Analytik NEWS
Das Online-Labormagazin
04.07.2024

14.11.2011

Grundlegende Erkenntnisse zum Diffusionsverhalten einzelner Moleküle

Teilen:


Wissenschaftler der Universitäten Leipzig und München haben erstmals das Diffusionsverhalten einzelner Moleküle und von Molekülensembles in ein und demselben System beobachtet und damit ein grundlegendes naturwissenschaftliches Prinzip - das Ergodentheorem - experimentell nachgewiesen. Diffusion ist die allgegenwärtige unregelmäßige Bewegung von Atomen und Molekülen. Sie ist Voraussetzung für das Bestehen lebender Organismen und Grundlage vielfältiger Technologien zur Produktveredlung, angefangen bei der Fertigung opto-elektronischer Bauelemente bis hin zur umweltverträglichen Herstellung hochwertiger Kraftstoffe.

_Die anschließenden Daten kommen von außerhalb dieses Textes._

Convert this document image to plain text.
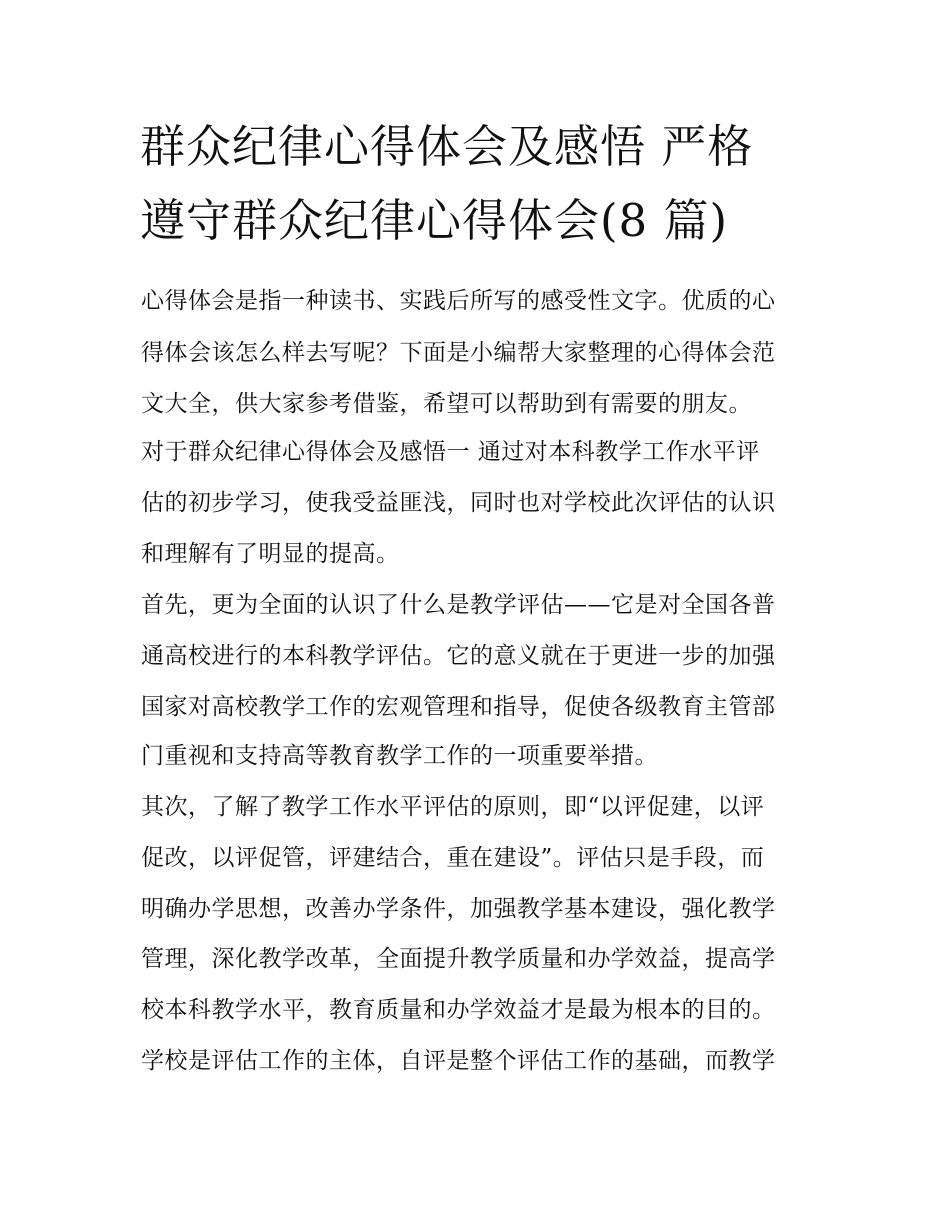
群众纪律心得体会及感悟 严格
遵守群众纪律心得体会(8 篇)
心得体会是指一种读书、实践后所写的感受性文字。优质的心
得体会该怎么样去写呢？下面是小编帮大家整理的心得体会范
文大全，供大家参考借鉴，希望可以帮助到有需要的朋友。
对于群众纪律心得体会及感悟一 通过对本科教学工作水平评
估的初步学习，使我受益匪浅，同时也对学校此次评估的认识
和理解有了明显的提高。
首先，更为全面的认识了什么是教学评估——它是对全国各普
通高校进行的本科教学评估。它的意义就在于更进一步的加强
国家对高校教学工作的宏观管理和指导，促使各级教育主管部
门重视和支持高等教育教学工作的一项重要举措。
其次，了解了教学工作水平评估的原则，即“以评促建，以评
促改，以评促管，评建结合，重在建设”。评估只是手段，而
明确办学思想，改善办学条件，加强教学基本建设，强化教学
管理，深化教学改革，全面提升教学质量和办学效益，提高学
校本科教学水平，教育质量和办学效益才是最为根本的目的。
学校是评估工作的主体，自评是整个评估工作的基础，而教学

Das Ergodentheorem ist eines der wichtigsten Prinzipien der Statistischen Mechanik, also der "Theorie der Wärme". Es besagt, dass ein einzelnes Teilchen eines Systems nacheinander all die "chaotischen" Bewegungen ausführt, die im Gesamtsystem ("Ensemble") von allen Teilchen gleichzeitig ausgeführt werden, also vom Verhalten des Einzelteilchens auf das gesamte System und, umgekehrt, vom gesamten System auf das Einzelteilchen geschlossen werden kann. Den Arbeitsgruppen um Prof. Dr. Jörg Kärger und Dr. Rustem Valiullin von der Universität Leipzig sowie von Prof. Dr. Christoph Bräuchle von der Ludwig-Maximilians-Universität München ist nun erstmalig der experimentelle Beleg hierfür gelungen. Ihre Resultate haben sie kürzlich in einem gemeinsamen Artikel in der Online-Ausgabe der renommierten deutschen Fachzeitschrift "Angewandte Chemie - International Edition" veröffentlicht.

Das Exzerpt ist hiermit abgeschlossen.